After rsync completes there can be a lot of data still in kernel buffers needing to be flushed out to the device. I know that the Nautilus file manager will pop up a window warning that the data transfer is in progress. Does yours not do that?

oneleaf · 10-03-2021, 01:23 PM

Quote:

Originally Posted by rknichols

What file manager?

After rsync completes there can be a lot of data still in kernel buffers needing to be flushed out to the device. I know that the Nautilus file manager will pop up a window warning that the data transfer is in progress. Does yours not do that?

It's Caja (which is the default file manager for Mate). I've had pop-ups indicating that data transfer is still in progress, but it didn't happen this time, which I found puzzling.

rknichols · 10-03-2021, 01:53 PM

By any chance are you doing this in a virtual machine? I just tried it that way (CentOS 8 VM with Mate desktop), and the VM considers the transfer complete while the host is still flushing buffers. I don't know of any simple fix for that.

If you are running on the "bare metal", this sounds like a bug in Caja. That notification can be important, since it can take anywhere from a few seconds to several minutes to flush those buffers. The time depends on the amount of memory available for buffers and the speed of the target device (think: 10GB of dirty buffers and a 25MB/s slow USB flash drive -- do the math).
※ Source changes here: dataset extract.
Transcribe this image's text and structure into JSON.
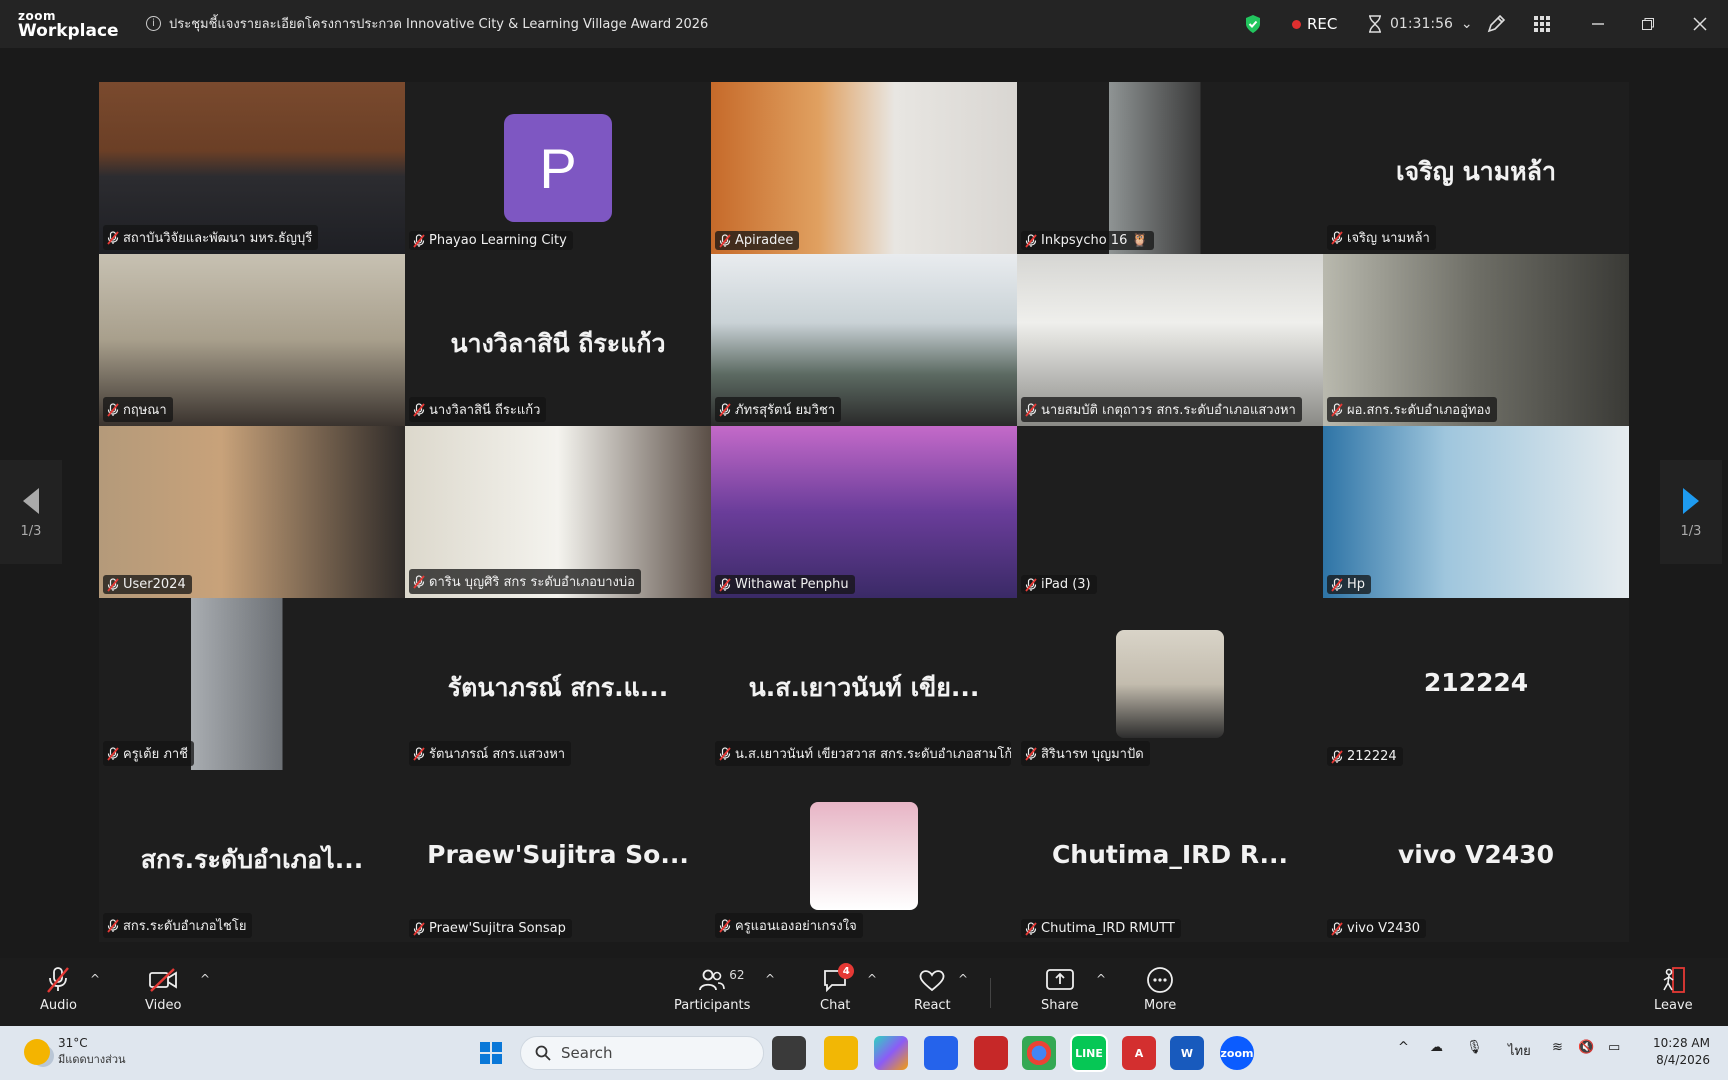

oneleaf · 10-03-2021, 02:15 PM

I'm running it on bare metal. It sure does seem like a Caja bug. I was quite disturbed by the behavior, because it called into question the reliability of rsync (i.e. did it have a silent error), or possible hardware problems (i.e. was it file corruption on the USB hard disk). But looking at the log, it does seem like Rsync did its job and that the hard drive was still doing what it was supposed to do, when Caja mistakenly made me feel like I could unplug the device.

I don't know enough about rsync and the EXT4 filesystem to know, but I am surprised that rsync shows a successful transfer when the data is still vulnerable to a situation like this though.

Thanks for the insight, I'm glad to have a better understanding of where the problem resides.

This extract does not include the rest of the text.